Another highly controversial function is a dungeon finder tool.  SW:TOR has no such mechanism currently and there are no plans to implement one in the near future.  For many, the lack of this feature is a good thing.  For many others, it is not.  Frankly I don't like automated dungeon finders.  I feel like it turned WoW into "World of Queuecraft."  Everybody just sat around the major cities and waited for the queue to whisk them away.  I feel like it also damaged the sense of community on individual servers.  There wasn't a need to get to know people or make friends now that the game would find groups for you.

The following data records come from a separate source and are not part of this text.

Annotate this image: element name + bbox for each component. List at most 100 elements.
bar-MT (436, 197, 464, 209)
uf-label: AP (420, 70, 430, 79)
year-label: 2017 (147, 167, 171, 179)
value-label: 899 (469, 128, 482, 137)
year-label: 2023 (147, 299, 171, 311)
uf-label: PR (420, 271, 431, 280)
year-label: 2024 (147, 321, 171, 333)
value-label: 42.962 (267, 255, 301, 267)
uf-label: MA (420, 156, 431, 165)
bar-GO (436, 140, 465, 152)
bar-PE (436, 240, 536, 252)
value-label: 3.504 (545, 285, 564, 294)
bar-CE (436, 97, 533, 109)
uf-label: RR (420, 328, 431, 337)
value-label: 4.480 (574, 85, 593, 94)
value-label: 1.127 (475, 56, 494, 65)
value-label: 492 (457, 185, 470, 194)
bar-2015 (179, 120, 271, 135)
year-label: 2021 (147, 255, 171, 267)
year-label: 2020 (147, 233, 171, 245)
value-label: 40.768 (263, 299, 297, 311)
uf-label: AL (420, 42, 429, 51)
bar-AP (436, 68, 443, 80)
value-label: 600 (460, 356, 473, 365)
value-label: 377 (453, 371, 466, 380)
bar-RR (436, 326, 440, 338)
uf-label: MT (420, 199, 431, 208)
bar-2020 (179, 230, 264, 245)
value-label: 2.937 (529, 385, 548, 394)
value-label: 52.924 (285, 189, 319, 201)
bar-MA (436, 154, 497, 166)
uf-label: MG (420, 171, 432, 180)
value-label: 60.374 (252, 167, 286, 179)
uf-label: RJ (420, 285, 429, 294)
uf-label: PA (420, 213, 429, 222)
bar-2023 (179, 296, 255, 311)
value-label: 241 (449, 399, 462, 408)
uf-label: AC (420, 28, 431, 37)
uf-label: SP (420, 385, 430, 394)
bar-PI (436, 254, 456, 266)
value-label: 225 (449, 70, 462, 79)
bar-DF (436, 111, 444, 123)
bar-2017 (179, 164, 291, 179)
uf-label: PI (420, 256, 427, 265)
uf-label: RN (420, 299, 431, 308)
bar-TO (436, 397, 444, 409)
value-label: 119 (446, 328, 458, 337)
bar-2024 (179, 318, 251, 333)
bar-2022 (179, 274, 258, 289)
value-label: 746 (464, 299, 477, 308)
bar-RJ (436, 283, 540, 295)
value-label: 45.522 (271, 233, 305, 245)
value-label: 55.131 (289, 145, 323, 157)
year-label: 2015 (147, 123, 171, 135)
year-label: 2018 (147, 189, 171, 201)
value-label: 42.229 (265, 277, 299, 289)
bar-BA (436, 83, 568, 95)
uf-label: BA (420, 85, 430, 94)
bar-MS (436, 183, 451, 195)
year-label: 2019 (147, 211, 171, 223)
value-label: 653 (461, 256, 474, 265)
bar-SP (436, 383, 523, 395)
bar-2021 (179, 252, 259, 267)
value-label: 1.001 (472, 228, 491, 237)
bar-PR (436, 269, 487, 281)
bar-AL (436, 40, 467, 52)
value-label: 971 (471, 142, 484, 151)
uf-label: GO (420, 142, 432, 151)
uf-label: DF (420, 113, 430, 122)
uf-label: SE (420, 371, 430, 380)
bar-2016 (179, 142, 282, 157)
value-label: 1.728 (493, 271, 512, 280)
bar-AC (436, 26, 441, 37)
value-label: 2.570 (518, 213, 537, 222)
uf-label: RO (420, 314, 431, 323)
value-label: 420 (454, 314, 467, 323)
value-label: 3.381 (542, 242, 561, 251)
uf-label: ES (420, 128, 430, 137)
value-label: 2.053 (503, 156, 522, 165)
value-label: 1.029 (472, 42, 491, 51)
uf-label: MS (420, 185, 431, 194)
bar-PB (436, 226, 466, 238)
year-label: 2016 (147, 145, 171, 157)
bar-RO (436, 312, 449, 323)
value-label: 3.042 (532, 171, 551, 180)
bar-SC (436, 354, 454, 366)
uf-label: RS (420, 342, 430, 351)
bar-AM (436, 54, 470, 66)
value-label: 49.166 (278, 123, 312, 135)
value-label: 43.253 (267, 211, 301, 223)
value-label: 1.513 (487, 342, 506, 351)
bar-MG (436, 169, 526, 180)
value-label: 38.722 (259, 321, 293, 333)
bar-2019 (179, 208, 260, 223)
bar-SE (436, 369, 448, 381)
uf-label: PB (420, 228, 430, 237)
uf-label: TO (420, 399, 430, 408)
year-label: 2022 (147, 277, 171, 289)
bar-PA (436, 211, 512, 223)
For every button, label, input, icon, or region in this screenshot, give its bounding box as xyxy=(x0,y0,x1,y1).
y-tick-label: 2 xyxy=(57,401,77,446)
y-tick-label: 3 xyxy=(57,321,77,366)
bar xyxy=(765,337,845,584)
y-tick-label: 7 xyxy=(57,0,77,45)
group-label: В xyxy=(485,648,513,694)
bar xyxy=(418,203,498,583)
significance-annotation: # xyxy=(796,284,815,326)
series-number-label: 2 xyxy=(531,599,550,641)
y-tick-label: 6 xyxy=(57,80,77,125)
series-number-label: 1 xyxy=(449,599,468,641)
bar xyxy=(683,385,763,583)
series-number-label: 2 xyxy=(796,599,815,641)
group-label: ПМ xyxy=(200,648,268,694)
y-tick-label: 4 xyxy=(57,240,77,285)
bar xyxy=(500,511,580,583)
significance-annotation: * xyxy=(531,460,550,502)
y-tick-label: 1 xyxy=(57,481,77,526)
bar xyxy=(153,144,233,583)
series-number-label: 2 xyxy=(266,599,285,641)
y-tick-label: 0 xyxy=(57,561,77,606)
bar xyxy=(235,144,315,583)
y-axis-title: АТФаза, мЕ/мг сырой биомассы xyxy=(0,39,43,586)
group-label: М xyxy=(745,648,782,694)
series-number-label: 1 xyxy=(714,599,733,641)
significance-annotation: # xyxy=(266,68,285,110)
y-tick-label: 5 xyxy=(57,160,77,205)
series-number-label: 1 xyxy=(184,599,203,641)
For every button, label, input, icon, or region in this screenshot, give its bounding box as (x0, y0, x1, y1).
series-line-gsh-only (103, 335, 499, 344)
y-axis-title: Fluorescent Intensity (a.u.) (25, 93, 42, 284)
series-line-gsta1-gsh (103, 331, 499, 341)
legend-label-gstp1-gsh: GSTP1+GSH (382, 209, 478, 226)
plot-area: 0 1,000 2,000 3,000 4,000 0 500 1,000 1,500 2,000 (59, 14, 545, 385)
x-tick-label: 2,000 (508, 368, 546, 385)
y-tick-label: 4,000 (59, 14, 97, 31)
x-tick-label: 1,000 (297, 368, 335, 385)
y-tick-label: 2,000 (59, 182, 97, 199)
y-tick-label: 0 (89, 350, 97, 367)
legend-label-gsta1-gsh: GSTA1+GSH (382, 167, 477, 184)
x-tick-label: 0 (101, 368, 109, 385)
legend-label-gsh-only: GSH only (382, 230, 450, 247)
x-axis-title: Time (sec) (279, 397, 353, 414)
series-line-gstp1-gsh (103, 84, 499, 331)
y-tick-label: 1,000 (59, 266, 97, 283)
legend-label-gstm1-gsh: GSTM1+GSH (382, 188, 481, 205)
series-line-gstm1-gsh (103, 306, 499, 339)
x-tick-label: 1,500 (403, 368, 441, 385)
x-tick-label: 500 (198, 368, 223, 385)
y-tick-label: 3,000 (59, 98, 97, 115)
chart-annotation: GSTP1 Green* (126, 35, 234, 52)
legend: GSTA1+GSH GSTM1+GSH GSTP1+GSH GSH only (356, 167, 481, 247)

That all having been said, it is still annoying to have to sit in the Fleet hub and spam chat to find groups.  And yes, finding groups is still somewhat difficult, even with so many people playing right now.  Thankfully my main character is a healer and so it is somewhat simpler due to being in demand, but it still takes time and effort.  The last two Flashpoint groups I was a part of, I had to take the initiative and put together myself.  I don't mind doing that every now and then, but sometimes I'd like to just go along for the ride.  So I can see how the lack of a dungeon finder could be an issue for some people.  I still think we're better off without it, but check back in a few months after the initial buzz dies off.

Overall (7/10):

Whew, I think I hit just about everything.  Oh right, PvP.  Umm... yeah, I don't PvP.  I know... "lol carebear."  So shoot me.  If you want opinions on PvP, you'll have to try another blog.  It just isn't an important feature to me.  I know it matters to a lot of people, and I hope they find what they are looking for, but I just don't care for it.

So overall, what kind of game is Star Wars: The Old Republic?  It is a well crafted, highly polished "themepark MMO."  It doesn't rewrite the book on what an MMO should be, but for what it is, it is an excellent game.  I find it superior to World of Warcraft or RIFT or any of the other "AAA" themepark games on the market right now.  People who were expecting more, will be disappointed.  But people who accept it for what it is, will find a very rewarding experience.  If you think I overlooked something or got something totally wrong, please let me know in the comments.  I hope you found this review helpful.